AaronRobinsonMSFT commented 2 months ago

So this is expected to work and should be reopened?

Yes, I believe so.

AlekseyTs commented 2 months ago

@AaronRobinsonMSFT I am a bit confused by your IL example in the https://github.com/dotnet/roslyn/issues/73918#issuecomment-2161330330 comment and by what https://github.com/dotnet/runtime/blob/main/docs/design/features/byreflike-generics.md says.

The https://github.com/dotnet/runtime/blob/main/docs/design/features/byreflike-generics.md#runtime-impact section says:

  • isinst – Will always place null on stack.

The https://github.com/dotnet/runtime/blob/main/docs/design/features/byreflike-generics.md#special-il-sequences says:

box ; isinst ; br_true/false – The box target type is equal to the unboxed target type or the box target type is Nullable<T> and target type equalities can be computed.

In the IL example (https://github.com/dotnet/roslyn/issues/73918#issuecomment-2161330330) we are boxing T and unboxing some concrete ref struct. This doesn't match the requirement for the special IL sequence. The types are not equal. I interpret it as though types of both instructions (box, isinst) should be the same, statically, in IL, not merely at runtime.
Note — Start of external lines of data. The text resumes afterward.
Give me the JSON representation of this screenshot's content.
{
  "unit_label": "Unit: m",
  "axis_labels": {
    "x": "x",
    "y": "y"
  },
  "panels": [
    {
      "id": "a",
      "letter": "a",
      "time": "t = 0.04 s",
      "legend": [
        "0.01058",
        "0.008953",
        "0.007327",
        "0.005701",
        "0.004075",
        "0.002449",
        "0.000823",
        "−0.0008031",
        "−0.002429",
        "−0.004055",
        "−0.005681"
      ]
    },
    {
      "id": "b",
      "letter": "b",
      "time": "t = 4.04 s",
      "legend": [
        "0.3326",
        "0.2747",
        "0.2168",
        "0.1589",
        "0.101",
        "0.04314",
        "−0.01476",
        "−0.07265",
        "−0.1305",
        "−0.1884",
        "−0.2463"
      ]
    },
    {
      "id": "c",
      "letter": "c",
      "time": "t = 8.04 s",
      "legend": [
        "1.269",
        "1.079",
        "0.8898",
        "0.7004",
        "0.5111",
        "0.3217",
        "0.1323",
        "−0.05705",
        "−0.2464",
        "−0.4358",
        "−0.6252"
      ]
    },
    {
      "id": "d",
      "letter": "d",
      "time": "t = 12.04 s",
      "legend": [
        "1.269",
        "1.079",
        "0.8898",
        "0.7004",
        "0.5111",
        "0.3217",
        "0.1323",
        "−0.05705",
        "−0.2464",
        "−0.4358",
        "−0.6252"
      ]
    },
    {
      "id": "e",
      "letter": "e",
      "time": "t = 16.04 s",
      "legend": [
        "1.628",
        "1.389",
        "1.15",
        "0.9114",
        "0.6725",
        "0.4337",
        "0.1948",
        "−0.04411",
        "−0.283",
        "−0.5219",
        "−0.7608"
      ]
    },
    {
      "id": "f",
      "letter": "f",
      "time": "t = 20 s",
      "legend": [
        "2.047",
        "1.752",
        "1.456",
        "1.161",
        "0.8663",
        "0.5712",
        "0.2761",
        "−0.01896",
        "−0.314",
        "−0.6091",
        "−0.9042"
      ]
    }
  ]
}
And the statement that "isinst always produces null on stack" doesn't help either. Meaning, even if the sequence doesn't cause a runtime failure, the value on the stack will always be null, therefore, even when type matches, the result will imply that it doesn't. The special IL sequence doesn't come with detailed description of its semantics, therefore I am still interpreting its semantics instruction-by-instruction. There is a phrase: "in cases where the result can be computed at JIT time and elided safely." However, this leaves us at the mercy of JIT behavior rather than prescribing/guarantying specific JIT behavior. Since I have no idea what exactly JIT is capable of at the moment, the phrase doesn't tell me much.

To summarize, I think that https://github.com/dotnet/runtime/blob/main/docs/design/features/byreflike-generics.md can benefit from clarification and various examples for special IL sequences. We can sync up on that offline. I would like this to be done before we start making any changes in compiler.